Niagara Gazette

Features

February 6, 2012

RIVERKEEPERS: Tending the waterways

NIAGARA FALLS —

At the edge of Cayuga Creek, near a busy roadway in LaSalle, Kerri Bentkowski checked the green wire fence surrounding some scrawny, bare trees and shrubs.

The young plants needed to be protected through the winter as they have a big job ahead of them. They’re going to help keep Niagara waterways clean.

The little patch, which sits on a narrow strip of grass along busy Cayuga Drive near the public library, is part of an effort by Buffalo Niagara Riverkeeper to fortify the area’s fresh water supply. The effort is vast as the many waterways in the region and the non-profit organization is seeking volunteers to help the cause.

The goal is two-fold; protecting the water quantity and the quality, as well as connecting people to the waterfront.

“What we want to do is have constituency that is aware and loves their water and participates in the restoration,” Bentkowski said as she picked up a full beer bottle and empty tin canister lying in the grass. “It’s about educating the public on how they can help with the rivers ecology and why it is so important.”

Buffalo Niagara Riverkeeper is an environmental advocacy group, established in 1989, and Bentkowski is the citizen action coordinator.

She and the other riverkeepers want people to understand how vital our waterways are and that the Great Lakes and the Niagara watersheds represent 20 percent of all the fresh surface water on earth. Considering that 75 percent of the globe is covered in water and only 1 percent is drinkable fresh water, it’s important for area residents to understand that 20 percent of that fresh water passes through Niagara Falls.

“This water is kind of like a savings account and if you look globally (at) the scarcity of water, you are seeing that fresh water is becoming a rare resource,” Bentkowski said.

 To protect what they consider a precious resource, Riverkeeper members have turned their attention to these small creeks and streams, because they play a large role in the quality of water that follows in the Niagara River.

Bentkowski opened a map showing all the watersheds that Buffalo Niagara River Keeper is interested in protecting and restoring, covering four counties. “All these watersheds are linked and they all eventually flow in the Niagara River,” Bentkowski said.

The group is seeking community members and landowners along these waterways to help fortify the banks of the rivers and creeks.

She pointed across the Cayuga Creek at a neat piece of property with a tidy lawn whose homeowners have built a wooden wall along the riverbank.

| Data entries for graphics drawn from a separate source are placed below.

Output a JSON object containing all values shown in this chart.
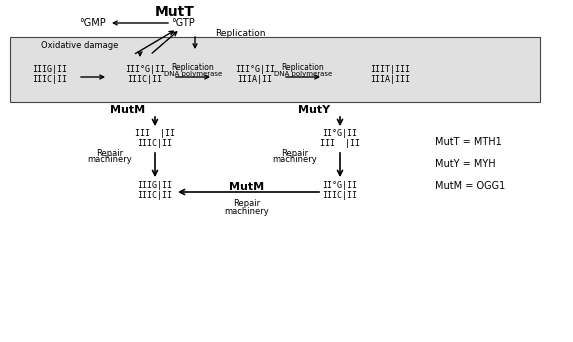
{
  "bg_color": "#ffffff",
  "box_bg": "#e0e0e0",
  "title": "MutT",
  "legend_lines": [
    "MutT = MTH1",
    "MutY = MYH",
    "MutM = OGG1"
  ]
}
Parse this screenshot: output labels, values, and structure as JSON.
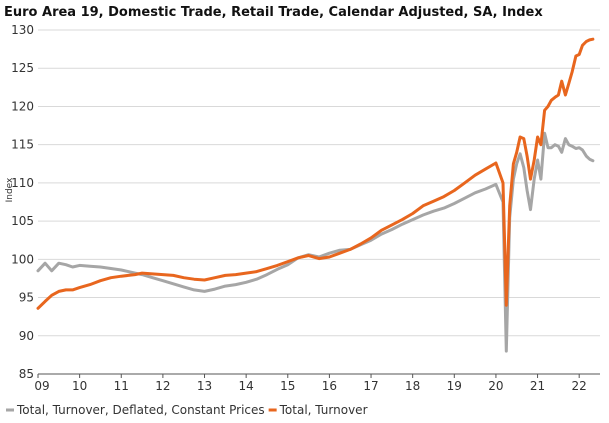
{
  "chart_data": {
    "type": "line",
    "title": "Euro Area 19, Domestic Trade, Retail Trade, Calendar Adjusted, SA, Index",
    "ylabel": "Index",
    "xlabel": "",
    "ylim": [
      85,
      130
    ],
    "yticks": [
      85,
      90,
      95,
      100,
      105,
      110,
      115,
      120,
      125,
      130
    ],
    "xlim": [
      2009.0,
      2022.5
    ],
    "xtick_positions": [
      2009,
      2010,
      2011,
      2012,
      2013,
      2014,
      2015,
      2016,
      2017,
      2018,
      2019,
      2020,
      2021,
      2022
    ],
    "xtick_labels": [
      "09",
      "10",
      "11",
      "12",
      "13",
      "14",
      "15",
      "16",
      "17",
      "18",
      "19",
      "20",
      "21",
      "22"
    ],
    "grid": "horizontal",
    "legend_position": "bottom",
    "colors": {
      "deflated": "#a6a6a6",
      "turnover": "#e8661e",
      "grid": "#d9d9d9"
    },
    "series": [
      {
        "name": "Total, Turnover, Deflated, Constant Prices",
        "color": "#a6a6a6",
        "x": [
          2009.0,
          2009.17,
          2009.33,
          2009.5,
          2009.67,
          2009.83,
          2010.0,
          2010.25,
          2010.5,
          2010.75,
          2011.0,
          2011.17,
          2011.33,
          2011.5,
          2011.75,
          2012.0,
          2012.25,
          2012.5,
          2012.75,
          2013.0,
          2013.25,
          2013.5,
          2013.75,
          2014.0,
          2014.25,
          2014.5,
          2014.75,
          2015.0,
          2015.25,
          2015.5,
          2015.75,
          2016.0,
          2016.25,
          2016.5,
          2016.75,
          2017.0,
          2017.25,
          2017.5,
          2017.75,
          2018.0,
          2018.25,
          2018.5,
          2018.75,
          2019.0,
          2019.25,
          2019.5,
          2019.75,
          2020.0,
          2020.17,
          2020.25,
          2020.33,
          2020.42,
          2020.5,
          2020.58,
          2020.67,
          2020.75,
          2020.83,
          2020.92,
          2021.0,
          2021.08,
          2021.17,
          2021.25,
          2021.33,
          2021.42,
          2021.5,
          2021.58,
          2021.67,
          2021.75,
          2021.83,
          2021.92,
          2022.0,
          2022.08,
          2022.17,
          2022.25,
          2022.33
        ],
        "values": [
          98.5,
          99.5,
          98.5,
          99.5,
          99.3,
          99.0,
          99.2,
          99.1,
          99.0,
          98.8,
          98.6,
          98.4,
          98.2,
          98.0,
          97.6,
          97.2,
          96.8,
          96.4,
          96.0,
          95.8,
          96.1,
          96.5,
          96.7,
          97.0,
          97.4,
          98.0,
          98.7,
          99.3,
          100.2,
          100.6,
          100.3,
          100.8,
          101.2,
          101.3,
          101.9,
          102.5,
          103.3,
          103.9,
          104.6,
          105.2,
          105.8,
          106.3,
          106.7,
          107.3,
          108.0,
          108.7,
          109.2,
          109.8,
          107.5,
          88.0,
          105.5,
          110.5,
          112.5,
          113.8,
          112.0,
          109.0,
          106.5,
          110.5,
          113.0,
          110.5,
          116.5,
          114.6,
          114.6,
          115.0,
          114.8,
          114.0,
          115.8,
          115.0,
          114.8,
          114.5,
          114.6,
          114.3,
          113.5,
          113.1,
          112.9
        ]
      },
      {
        "name": "Total, Turnover",
        "color": "#e8661e",
        "x": [
          2009.0,
          2009.17,
          2009.33,
          2009.5,
          2009.67,
          2009.83,
          2010.0,
          2010.25,
          2010.5,
          2010.75,
          2011.0,
          2011.17,
          2011.33,
          2011.5,
          2011.75,
          2012.0,
          2012.25,
          2012.5,
          2012.75,
          2013.0,
          2013.25,
          2013.5,
          2013.75,
          2014.0,
          2014.25,
          2014.5,
          2014.75,
          2015.0,
          2015.25,
          2015.5,
          2015.75,
          2016.0,
          2016.25,
          2016.5,
          2016.75,
          2017.0,
          2017.25,
          2017.5,
          2017.75,
          2018.0,
          2018.25,
          2018.5,
          2018.75,
          2019.0,
          2019.25,
          2019.5,
          2019.75,
          2020.0,
          2020.17,
          2020.25,
          2020.33,
          2020.42,
          2020.5,
          2020.58,
          2020.67,
          2020.75,
          2020.83,
          2020.92,
          2021.0,
          2021.08,
          2021.17,
          2021.25,
          2021.33,
          2021.42,
          2021.5,
          2021.58,
          2021.67,
          2021.75,
          2021.83,
          2021.92,
          2022.0,
          2022.08,
          2022.17,
          2022.25,
          2022.33
        ],
        "values": [
          93.6,
          94.5,
          95.3,
          95.8,
          96.0,
          96.0,
          96.3,
          96.7,
          97.2,
          97.6,
          97.8,
          97.9,
          98.0,
          98.2,
          98.1,
          98.0,
          97.9,
          97.6,
          97.4,
          97.3,
          97.6,
          97.9,
          98.0,
          98.2,
          98.4,
          98.8,
          99.2,
          99.7,
          100.2,
          100.5,
          100.1,
          100.3,
          100.8,
          101.3,
          102.0,
          102.8,
          103.8,
          104.5,
          105.2,
          106.0,
          107.0,
          107.6,
          108.2,
          109.0,
          110.0,
          111.0,
          111.8,
          112.6,
          110.0,
          94.0,
          107.0,
          112.5,
          114.0,
          116.0,
          115.8,
          113.5,
          110.5,
          113.0,
          116.0,
          115.0,
          119.5,
          120.0,
          120.8,
          121.2,
          121.5,
          123.3,
          121.5,
          123.0,
          124.5,
          126.6,
          126.8,
          128.0,
          128.5,
          128.7,
          128.8
        ]
      }
    ]
  }
}
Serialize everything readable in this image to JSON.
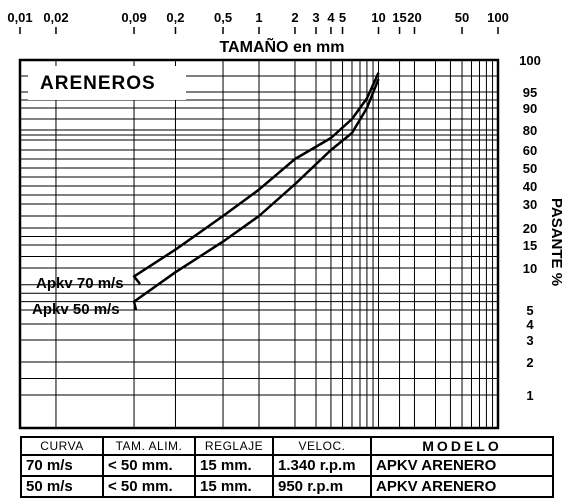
{
  "chart_data": {
    "type": "line",
    "title": "ARENEROS",
    "xlabel": "TAMAÑO en mm",
    "ylabel": "PASANTE %",
    "x_scale": "log",
    "xlim": [
      0.01,
      100
    ],
    "y_scale": "probability",
    "ylim": [
      1,
      100
    ],
    "grid": true,
    "x_tick_labels": [
      "0,01",
      "0,02",
      "0,09",
      "0,2",
      "0,5",
      "1",
      "2",
      "3",
      "4",
      "5",
      "10",
      "15",
      "20",
      "50",
      "100"
    ],
    "x_tick_values": [
      0.01,
      0.02,
      0.09,
      0.2,
      0.5,
      1,
      2,
      3,
      4,
      5,
      10,
      15,
      20,
      50,
      100
    ],
    "y_tick_labels": [
      "100",
      "95",
      "90",
      "80",
      "60",
      "50",
      "40",
      "30",
      "20",
      "15",
      "10",
      "5",
      "4",
      "3",
      "2",
      "1"
    ],
    "y_tick_values": [
      100,
      95,
      90,
      80,
      60,
      50,
      40,
      30,
      20,
      15,
      10,
      5,
      4,
      3,
      2,
      1
    ],
    "series": [
      {
        "name": "Apkv 70 m/s",
        "x": [
          0.09,
          0.2,
          0.5,
          1,
          2,
          4,
          6,
          8,
          10
        ],
        "y": [
          9,
          14,
          25,
          38,
          55,
          72,
          85,
          93,
          98
        ]
      },
      {
        "name": "Apkv 50 m/s",
        "x": [
          0.09,
          0.2,
          0.5,
          1,
          2,
          4,
          6,
          8,
          10
        ],
        "y": [
          6,
          9.5,
          16,
          25,
          41,
          60,
          77,
          90,
          97
        ]
      }
    ]
  },
  "spec_table": {
    "headers": {
      "curva": "CURVA",
      "tam_alim": "TAM. ALIM.",
      "reglaje": "REGLAJE",
      "veloc": "VELOC.",
      "modelo": "MODELO"
    },
    "rows": [
      {
        "curva": "70 m/s",
        "tam_alim": "< 50 mm.",
        "reglaje": "15 mm.",
        "veloc": "1.340 r.p.m",
        "modelo": "APKV ARENERO"
      },
      {
        "curva": "50 m/s",
        "tam_alim": "< 50 mm.",
        "reglaje": "15 mm.",
        "veloc": "950 r.p.m",
        "modelo": "APKV ARENERO"
      }
    ]
  },
  "colors": {
    "line": "#000000",
    "grid": "#000000",
    "background": "#ffffff"
  }
}
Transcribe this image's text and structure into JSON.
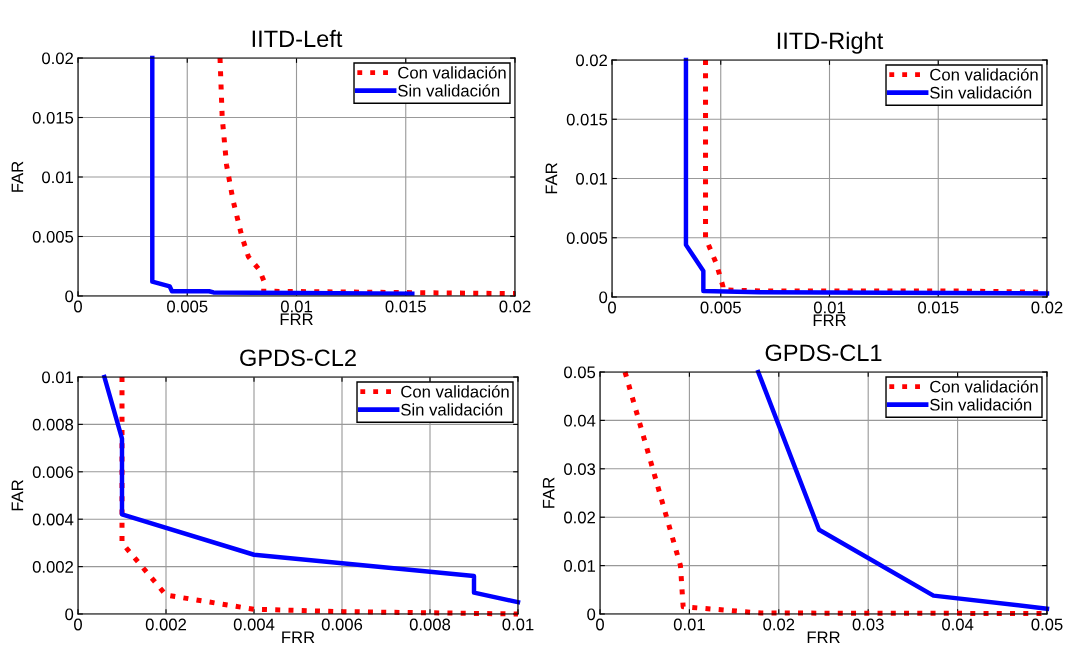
{
  "chart_data": [
    {
      "type": "line",
      "title": "IITD-Left",
      "xlabel": "FRR",
      "ylabel": "FAR",
      "xlim": [
        0,
        0.02
      ],
      "ylim": [
        0,
        0.02
      ],
      "xticks": [
        0,
        0.005,
        0.01,
        0.015,
        0.02
      ],
      "yticks": [
        0,
        0.005,
        0.01,
        0.015,
        0.02
      ],
      "grid": true,
      "legend": "top right",
      "series": [
        {
          "name": "Con validación",
          "color": "#ff0000",
          "line_style": "dotted",
          "x": [
            0.0065,
            0.0066,
            0.0068,
            0.0071,
            0.0075,
            0.0078,
            0.0083,
            0.0085,
            0.0085,
            0.02
          ],
          "values": [
            0.02,
            0.015,
            0.011,
            0.008,
            0.005,
            0.0033,
            0.0022,
            0.0013,
            0.0004,
            0.0002
          ]
        },
        {
          "name": "Sin validación",
          "color": "#0000ff",
          "line_style": "solid",
          "x": [
            0.0034,
            0.0034,
            0.0042,
            0.0043,
            0.006,
            0.0062,
            0.0153
          ],
          "values": [
            0.02,
            0.0012,
            0.0008,
            0.0004,
            0.0004,
            0.0003,
            0.0002
          ]
        }
      ]
    },
    {
      "type": "line",
      "title": "IITD-Right",
      "xlabel": "FRR",
      "ylabel": "FAR",
      "xlim": [
        0,
        0.02
      ],
      "ylim": [
        0,
        0.02
      ],
      "xticks": [
        0,
        0.005,
        0.01,
        0.015,
        0.02
      ],
      "yticks": [
        0,
        0.005,
        0.01,
        0.015,
        0.02
      ],
      "grid": true,
      "legend": "top right",
      "series": [
        {
          "name": "Con validación",
          "color": "#ff0000",
          "line_style": "dotted",
          "x": [
            0.0043,
            0.0043,
            0.0048,
            0.0051,
            0.0051,
            0.007,
            0.016,
            0.02
          ],
          "values": [
            0.02,
            0.005,
            0.0028,
            0.0009,
            0.0006,
            0.0005,
            0.0005,
            0.0004
          ]
        },
        {
          "name": "Sin validación",
          "color": "#0000ff",
          "line_style": "solid",
          "x": [
            0.0034,
            0.0034,
            0.0042,
            0.0042,
            0.0068,
            0.02
          ],
          "values": [
            0.02,
            0.0044,
            0.0022,
            0.0005,
            0.0004,
            0.0003
          ]
        }
      ]
    },
    {
      "type": "line",
      "title": "GPDS-CL2",
      "xlabel": "FRR",
      "ylabel": "FAR",
      "xlim": [
        0,
        0.01
      ],
      "ylim": [
        0,
        0.01
      ],
      "xticks": [
        0,
        0.002,
        0.004,
        0.006,
        0.008,
        0.01
      ],
      "yticks": [
        0,
        0.002,
        0.004,
        0.006,
        0.008,
        0.01
      ],
      "grid": true,
      "legend": "top right",
      "series": [
        {
          "name": "Con validación",
          "color": "#ff0000",
          "line_style": "dotted",
          "x": [
            0.001,
            0.001,
            0.002,
            0.004,
            0.006,
            0.01
          ],
          "values": [
            0.01,
            0.003,
            0.0008,
            0.0002,
            0.0001,
            0.0
          ]
        },
        {
          "name": "Sin validación",
          "color": "#0000ff",
          "line_style": "solid",
          "x": [
            0.0006,
            0.001,
            0.001,
            0.004,
            0.009,
            0.009,
            0.01
          ],
          "values": [
            0.01,
            0.0074,
            0.0042,
            0.0025,
            0.0016,
            0.0009,
            0.0005
          ]
        }
      ]
    },
    {
      "type": "line",
      "title": "GPDS-CL1",
      "xlabel": "FRR",
      "ylabel": "FAR",
      "xlim": [
        0,
        0.05
      ],
      "ylim": [
        0,
        0.05
      ],
      "xticks": [
        0,
        0.01,
        0.02,
        0.03,
        0.04,
        0.05
      ],
      "yticks": [
        0,
        0.01,
        0.02,
        0.03,
        0.04,
        0.05
      ],
      "grid": true,
      "legend": "top right",
      "series": [
        {
          "name": "Con validación",
          "color": "#ff0000",
          "line_style": "dotted",
          "x": [
            0.0028,
            0.009,
            0.0093,
            0.018,
            0.05
          ],
          "values": [
            0.05,
            0.01,
            0.0015,
            0.0002,
            0.0001
          ]
        },
        {
          "name": "Sin validación",
          "color": "#0000ff",
          "line_style": "solid",
          "x": [
            0.0177,
            0.0245,
            0.0373,
            0.05
          ],
          "values": [
            0.05,
            0.0174,
            0.0038,
            0.0011
          ]
        }
      ]
    }
  ]
}
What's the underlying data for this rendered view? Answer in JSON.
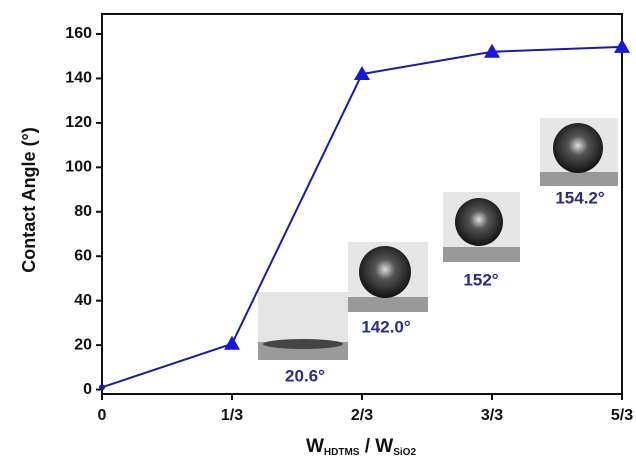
{
  "chart_data": {
    "type": "line",
    "y_label": "Contact Angle (°)",
    "x_label": {
      "w1": "W",
      "sub1": "HDTMS",
      "w2": " / W",
      "sub2": "SiO2"
    },
    "categories": [
      "0",
      "1/3",
      "2/3",
      "3/3",
      "5/3"
    ],
    "values": [
      1,
      20.6,
      142.0,
      152,
      154.2
    ],
    "value_labels": [
      null,
      "20.6°",
      "142.0°",
      "152°",
      "154.2°"
    ],
    "color": "#1a1aa8",
    "ylim": [
      -2,
      169
    ],
    "yticks": [
      0,
      20,
      40,
      60,
      80,
      100,
      120,
      140,
      160
    ]
  }
}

“That is not a natural riverbank,” Bentkowski explained. “The barrier looks really nice and so does the yard, but there is not any plant life that would stop land erosion and help absorb some of the ground water that could carry harmful fertilizers or pesticides into the creek, which hurts the quality of water.”

Such examples provide more reasons why the group plants shrubs and trees along the riverbanks.

Bentkowski is leading a program called the Niagara Riparian Restoration Program, and she hopes it will educate and encourage urban and suburban landowners who live on these waterways to develop forest buffers or other habitat features to enhance the vegetation along the water. That might include a rain garden, soft shoreline stabilization, or enhancing meadows, and wetlands on their properties, which fortifies the watershed as well as provides a home to wildlife.  

The restoration program has had some success, Bentkowski said. It has restored 4,570 linear feet of streambank and seen the planting of over 1.43 acres of native plants. But, more work is needed and more help is sought, more so in the Niagara Falls area than some others.

Protecting the fresh water of the Niagara River is especially important to the local economy, according to Thomas DeSantis, senior planner for the Department of Planning and Economic Development in the city of Niagara Falls. He views the bi-national Niagara Region as having an added responsibility of protecting the high profile of the falls in Niagara Falls.

“If we didn’t have water and the Niagara River, then we wouldn’t have Niagara Falls,” he said. “We would just be another place.”

“Essentially Niagara Falls is water and it’s about water and therefore we have this added responsibility locally and as stewards of the Great Lakes to protect it,” DeSantis added.